Well, small car choices are usually rated on objective factors like engine power, fuel economy, comparative room and affordability.
But throwbacks like the Fiat 500, MINI and Beetle add the subjective vagaries of romance, tradition and nostalgia to the mix.
Which brings me back to that picture in Little Italy and our real reason for being there. It was almost a year to the day since my wife and I spent a month in Italy and, after Rome, Venice and Florence, we squeezed in some seat time in a white rental Fiat 500, a perfect little tourer for the twisties leading to the hilltop towns of Tuscany.
You can’t really revisit those memories here in Canada, even with Renato Carosone crooning from your iPod, and even with those stops in Little Italy for cappuccino and gelato.
But, as always with the perky little Fiat 500, it was sure fun to try.
2017 Fiat 500 Pop Hatchback
BODY STYLE: Two-door subcompact hatchback.

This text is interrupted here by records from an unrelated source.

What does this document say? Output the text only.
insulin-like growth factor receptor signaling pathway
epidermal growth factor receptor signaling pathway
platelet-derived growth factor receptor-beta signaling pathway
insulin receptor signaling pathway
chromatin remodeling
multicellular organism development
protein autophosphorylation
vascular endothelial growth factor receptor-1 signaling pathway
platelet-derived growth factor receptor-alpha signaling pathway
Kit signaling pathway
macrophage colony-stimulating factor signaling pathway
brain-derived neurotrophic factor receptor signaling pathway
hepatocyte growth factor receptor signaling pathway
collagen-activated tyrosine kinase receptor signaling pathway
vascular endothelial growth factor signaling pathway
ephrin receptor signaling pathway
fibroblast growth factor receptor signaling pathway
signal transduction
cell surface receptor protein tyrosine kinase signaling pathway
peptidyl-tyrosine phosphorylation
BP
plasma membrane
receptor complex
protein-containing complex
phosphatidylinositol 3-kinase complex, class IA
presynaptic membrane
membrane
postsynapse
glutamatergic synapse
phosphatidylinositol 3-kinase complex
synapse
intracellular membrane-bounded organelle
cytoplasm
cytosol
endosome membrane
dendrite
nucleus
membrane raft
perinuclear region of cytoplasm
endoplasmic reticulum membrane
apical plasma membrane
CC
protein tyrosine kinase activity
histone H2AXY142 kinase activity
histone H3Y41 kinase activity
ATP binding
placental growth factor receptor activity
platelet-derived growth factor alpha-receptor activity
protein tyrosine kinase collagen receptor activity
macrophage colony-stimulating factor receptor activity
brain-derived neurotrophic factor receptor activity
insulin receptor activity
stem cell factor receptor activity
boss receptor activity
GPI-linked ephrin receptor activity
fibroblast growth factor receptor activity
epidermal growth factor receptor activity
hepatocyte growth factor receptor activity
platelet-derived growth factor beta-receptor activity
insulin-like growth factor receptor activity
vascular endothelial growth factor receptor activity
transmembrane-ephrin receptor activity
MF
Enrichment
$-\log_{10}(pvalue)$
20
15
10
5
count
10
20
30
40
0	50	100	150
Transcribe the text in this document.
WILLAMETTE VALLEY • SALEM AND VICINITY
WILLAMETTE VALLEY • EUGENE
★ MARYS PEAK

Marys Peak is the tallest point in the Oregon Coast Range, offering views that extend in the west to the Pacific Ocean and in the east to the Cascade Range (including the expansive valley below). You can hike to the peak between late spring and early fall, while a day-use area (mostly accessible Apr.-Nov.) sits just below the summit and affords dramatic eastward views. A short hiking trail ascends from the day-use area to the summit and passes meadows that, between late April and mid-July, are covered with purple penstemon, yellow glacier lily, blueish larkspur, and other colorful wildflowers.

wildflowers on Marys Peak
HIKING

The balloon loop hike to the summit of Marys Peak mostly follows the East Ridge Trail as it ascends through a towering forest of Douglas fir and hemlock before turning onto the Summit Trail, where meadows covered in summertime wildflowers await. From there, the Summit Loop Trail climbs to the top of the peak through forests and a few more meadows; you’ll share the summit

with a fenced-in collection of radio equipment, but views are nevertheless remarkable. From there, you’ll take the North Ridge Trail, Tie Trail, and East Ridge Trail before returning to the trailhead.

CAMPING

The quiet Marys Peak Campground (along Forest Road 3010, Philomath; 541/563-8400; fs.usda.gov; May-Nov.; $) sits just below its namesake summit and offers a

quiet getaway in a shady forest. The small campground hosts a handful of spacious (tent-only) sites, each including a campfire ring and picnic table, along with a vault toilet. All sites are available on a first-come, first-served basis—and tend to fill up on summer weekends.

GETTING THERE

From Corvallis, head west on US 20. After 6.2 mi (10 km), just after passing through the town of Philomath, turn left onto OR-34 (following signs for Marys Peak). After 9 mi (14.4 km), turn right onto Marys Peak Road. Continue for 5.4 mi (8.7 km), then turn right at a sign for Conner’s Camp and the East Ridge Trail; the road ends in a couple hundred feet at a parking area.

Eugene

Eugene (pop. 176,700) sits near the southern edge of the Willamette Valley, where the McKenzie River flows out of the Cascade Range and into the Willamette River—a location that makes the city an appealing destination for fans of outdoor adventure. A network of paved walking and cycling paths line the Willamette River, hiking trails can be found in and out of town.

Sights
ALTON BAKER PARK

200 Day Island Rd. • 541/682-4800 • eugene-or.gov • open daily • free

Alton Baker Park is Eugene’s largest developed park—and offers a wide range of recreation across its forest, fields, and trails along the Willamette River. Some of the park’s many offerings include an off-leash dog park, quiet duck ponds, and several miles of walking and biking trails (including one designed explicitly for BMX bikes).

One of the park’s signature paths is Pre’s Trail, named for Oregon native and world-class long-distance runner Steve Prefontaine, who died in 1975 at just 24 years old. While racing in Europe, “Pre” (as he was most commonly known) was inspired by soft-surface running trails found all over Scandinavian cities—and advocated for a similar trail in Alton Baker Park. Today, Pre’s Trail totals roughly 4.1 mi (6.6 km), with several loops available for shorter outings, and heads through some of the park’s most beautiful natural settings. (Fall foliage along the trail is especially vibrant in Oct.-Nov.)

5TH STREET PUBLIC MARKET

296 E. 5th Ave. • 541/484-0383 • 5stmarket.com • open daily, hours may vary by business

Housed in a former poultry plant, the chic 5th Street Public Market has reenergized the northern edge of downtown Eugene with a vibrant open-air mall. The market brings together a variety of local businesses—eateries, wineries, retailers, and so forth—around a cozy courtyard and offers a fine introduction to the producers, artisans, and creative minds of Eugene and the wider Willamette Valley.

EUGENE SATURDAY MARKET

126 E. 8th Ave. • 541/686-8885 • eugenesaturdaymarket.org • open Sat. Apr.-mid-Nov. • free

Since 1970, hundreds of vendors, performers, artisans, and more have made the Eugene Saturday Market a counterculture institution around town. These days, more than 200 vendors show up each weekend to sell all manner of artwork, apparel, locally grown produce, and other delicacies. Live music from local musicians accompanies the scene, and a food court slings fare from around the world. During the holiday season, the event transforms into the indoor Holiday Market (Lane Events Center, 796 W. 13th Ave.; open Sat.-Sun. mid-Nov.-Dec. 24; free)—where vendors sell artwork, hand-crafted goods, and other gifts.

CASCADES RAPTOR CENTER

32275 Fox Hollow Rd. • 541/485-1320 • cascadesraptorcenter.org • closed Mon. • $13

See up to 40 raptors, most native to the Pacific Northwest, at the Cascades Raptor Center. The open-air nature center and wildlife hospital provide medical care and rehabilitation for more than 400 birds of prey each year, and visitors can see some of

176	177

DRIVE METHOD: Front-engine, front-wheel-drive.
ENGINE: 1.4-litre MultiAir four-cylinder (101 hp, 97 lb/ft)
CARGO VOLUME: 269 litres, 855 litres with rear seat folded.
TOWING: not recommended
FUEL ECONOMY: 5MT 7.7/6.1L/100km (city/hwy); As tested 7.5L/100km (comb).
PRICE: 2017 500 Pop $19,245. As tested $21,215 incl. A/C ($1,300), SiriusXM with one year ($375), Laser Blu metallic colour ($195).